The DVD here is not just a filler. It shows another superb concert (the one in London) and it shows the band in action, the dynamics on stage, the apparent randomness of the band's actions, the happiness in the musicians' every movement, both when the music is hard with the groove of a powerful and rebellious rock/R&B (as in the coarse and enraged Squirm or in the syncopated Shake Me Like A Monkey and the torrential Alligator Pie which brings to mind the more exalted Widespread Panic) or when there is a certain 'ballad suffering' (as in Don't Drink The Water - opening song for both concerts -, or the intense Graveddiger, an intimate and deeply involving moment full of pathos and emotion) and again when the songs follow one another like a flood, in a seemingly endless jam (Spaceman and CornBread, Pantala Naga Pampa and Rapunzel in Lucca, and So Much To Say and Anyone Seen The Bridge? in London).
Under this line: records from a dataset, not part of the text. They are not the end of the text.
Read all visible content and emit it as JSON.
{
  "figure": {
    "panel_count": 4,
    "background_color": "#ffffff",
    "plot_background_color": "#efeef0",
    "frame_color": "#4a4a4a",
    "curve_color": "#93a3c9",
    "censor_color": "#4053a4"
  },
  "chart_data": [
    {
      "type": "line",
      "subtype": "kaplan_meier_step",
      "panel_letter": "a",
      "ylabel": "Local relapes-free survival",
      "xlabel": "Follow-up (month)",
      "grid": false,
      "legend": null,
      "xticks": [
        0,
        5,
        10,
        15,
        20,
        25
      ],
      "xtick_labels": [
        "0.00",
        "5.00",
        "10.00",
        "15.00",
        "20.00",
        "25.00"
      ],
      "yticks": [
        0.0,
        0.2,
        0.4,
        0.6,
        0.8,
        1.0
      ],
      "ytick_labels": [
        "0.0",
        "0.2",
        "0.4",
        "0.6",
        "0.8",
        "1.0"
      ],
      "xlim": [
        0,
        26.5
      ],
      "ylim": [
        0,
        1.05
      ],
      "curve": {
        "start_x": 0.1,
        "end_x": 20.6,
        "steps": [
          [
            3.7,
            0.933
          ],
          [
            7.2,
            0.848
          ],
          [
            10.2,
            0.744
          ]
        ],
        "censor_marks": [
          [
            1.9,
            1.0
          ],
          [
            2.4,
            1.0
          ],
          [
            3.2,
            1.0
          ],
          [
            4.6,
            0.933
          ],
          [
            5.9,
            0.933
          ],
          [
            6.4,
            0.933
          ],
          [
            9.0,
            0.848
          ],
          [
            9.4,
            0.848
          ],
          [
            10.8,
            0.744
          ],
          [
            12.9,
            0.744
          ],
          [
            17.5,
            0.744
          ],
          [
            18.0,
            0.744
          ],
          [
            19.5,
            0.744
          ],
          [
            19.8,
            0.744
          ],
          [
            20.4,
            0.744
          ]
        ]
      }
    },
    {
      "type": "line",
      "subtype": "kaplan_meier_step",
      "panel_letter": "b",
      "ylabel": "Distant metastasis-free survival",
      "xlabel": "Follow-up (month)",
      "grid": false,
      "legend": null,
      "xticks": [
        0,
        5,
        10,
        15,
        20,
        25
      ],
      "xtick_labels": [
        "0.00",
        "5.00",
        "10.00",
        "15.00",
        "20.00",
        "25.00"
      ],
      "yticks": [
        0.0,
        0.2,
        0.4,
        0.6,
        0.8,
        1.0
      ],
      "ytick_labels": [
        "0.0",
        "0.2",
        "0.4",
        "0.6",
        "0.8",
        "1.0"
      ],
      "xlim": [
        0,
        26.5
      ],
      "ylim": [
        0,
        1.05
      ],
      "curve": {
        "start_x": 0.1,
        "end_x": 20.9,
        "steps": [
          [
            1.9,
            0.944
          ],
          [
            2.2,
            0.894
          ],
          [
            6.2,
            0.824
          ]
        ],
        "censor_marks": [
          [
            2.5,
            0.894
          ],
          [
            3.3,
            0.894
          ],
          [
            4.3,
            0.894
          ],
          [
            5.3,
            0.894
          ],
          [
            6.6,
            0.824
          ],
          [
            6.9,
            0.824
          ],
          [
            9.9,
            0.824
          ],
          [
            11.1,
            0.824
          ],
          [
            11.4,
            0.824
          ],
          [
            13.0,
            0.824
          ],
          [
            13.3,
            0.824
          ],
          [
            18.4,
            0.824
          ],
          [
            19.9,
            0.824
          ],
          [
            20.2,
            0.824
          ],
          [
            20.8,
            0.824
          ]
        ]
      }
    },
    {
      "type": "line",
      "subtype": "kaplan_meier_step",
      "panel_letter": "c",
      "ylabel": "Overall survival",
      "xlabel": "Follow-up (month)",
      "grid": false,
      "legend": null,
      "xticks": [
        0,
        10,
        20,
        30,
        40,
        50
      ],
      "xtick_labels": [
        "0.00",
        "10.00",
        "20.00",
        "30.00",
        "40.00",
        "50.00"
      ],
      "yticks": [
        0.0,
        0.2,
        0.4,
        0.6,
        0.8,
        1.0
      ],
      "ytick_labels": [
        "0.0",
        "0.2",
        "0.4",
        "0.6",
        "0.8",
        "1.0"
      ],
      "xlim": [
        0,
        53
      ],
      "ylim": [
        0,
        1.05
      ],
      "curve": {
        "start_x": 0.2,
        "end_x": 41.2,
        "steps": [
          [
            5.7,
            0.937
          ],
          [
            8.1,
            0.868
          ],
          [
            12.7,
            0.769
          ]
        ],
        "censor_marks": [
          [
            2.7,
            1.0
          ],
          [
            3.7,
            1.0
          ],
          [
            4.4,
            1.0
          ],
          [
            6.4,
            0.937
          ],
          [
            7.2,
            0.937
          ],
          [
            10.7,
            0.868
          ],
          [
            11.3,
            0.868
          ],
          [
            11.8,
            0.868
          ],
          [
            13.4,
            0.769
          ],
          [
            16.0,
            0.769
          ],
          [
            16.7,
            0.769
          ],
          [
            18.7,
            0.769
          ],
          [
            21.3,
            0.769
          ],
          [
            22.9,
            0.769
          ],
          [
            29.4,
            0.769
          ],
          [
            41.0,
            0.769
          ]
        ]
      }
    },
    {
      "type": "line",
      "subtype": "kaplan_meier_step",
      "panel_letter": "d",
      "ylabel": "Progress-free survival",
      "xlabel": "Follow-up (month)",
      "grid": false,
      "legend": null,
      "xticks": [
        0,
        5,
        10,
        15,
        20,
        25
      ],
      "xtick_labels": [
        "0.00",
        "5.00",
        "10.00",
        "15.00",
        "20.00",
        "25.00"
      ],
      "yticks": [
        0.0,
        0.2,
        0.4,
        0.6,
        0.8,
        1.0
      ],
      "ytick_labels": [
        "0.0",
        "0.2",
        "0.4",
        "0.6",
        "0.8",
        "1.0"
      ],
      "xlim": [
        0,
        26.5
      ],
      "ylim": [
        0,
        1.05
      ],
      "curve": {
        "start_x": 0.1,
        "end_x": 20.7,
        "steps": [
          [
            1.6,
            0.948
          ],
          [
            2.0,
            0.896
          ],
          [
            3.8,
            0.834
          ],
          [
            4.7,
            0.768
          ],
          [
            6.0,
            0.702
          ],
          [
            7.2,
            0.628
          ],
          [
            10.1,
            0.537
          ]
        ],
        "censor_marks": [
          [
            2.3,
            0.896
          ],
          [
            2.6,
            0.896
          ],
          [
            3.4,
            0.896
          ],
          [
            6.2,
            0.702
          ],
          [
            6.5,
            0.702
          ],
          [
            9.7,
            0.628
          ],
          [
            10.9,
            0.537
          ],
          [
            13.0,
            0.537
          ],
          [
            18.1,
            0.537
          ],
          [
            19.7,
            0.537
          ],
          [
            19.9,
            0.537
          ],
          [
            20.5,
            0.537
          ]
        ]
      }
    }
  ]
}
The term 'ballad' can be misleading when talking about the DMB, since songs that speak of love and everyday life occurrences are suddenly thrown off their natural course by the assault of the instruments: Beauford's beats and counterbeats, the diabolic violin solo, Reynolds' steel punches at the guitar, or the saxophone and clarinet just running wild. This is the DMB erotic dance, a jazz orchestra that plays with the energy of rock music and the freedom of a jam-band, a team that play total offense football. The core of the two concerts is obviously represented by songs from the latest album Big Whiskey and The GrooGrux King, but the past is not forgotten, and the 'old' and glorious Before These Crowded Streets and Crash are still well loved by the leader. These two concerts can be seen as the rebirth of the band as well as its summary. There are also two very personal revivals: the traditional Rye Whiskey, introduced in Lucca as a drinking song, and a killer version of All Along The Watchtower, with a slow beginning followed by an explosion that raptures the audience at the Brixton Academy. The box doesn't come cheap, but it would be a huge mistake to miss it.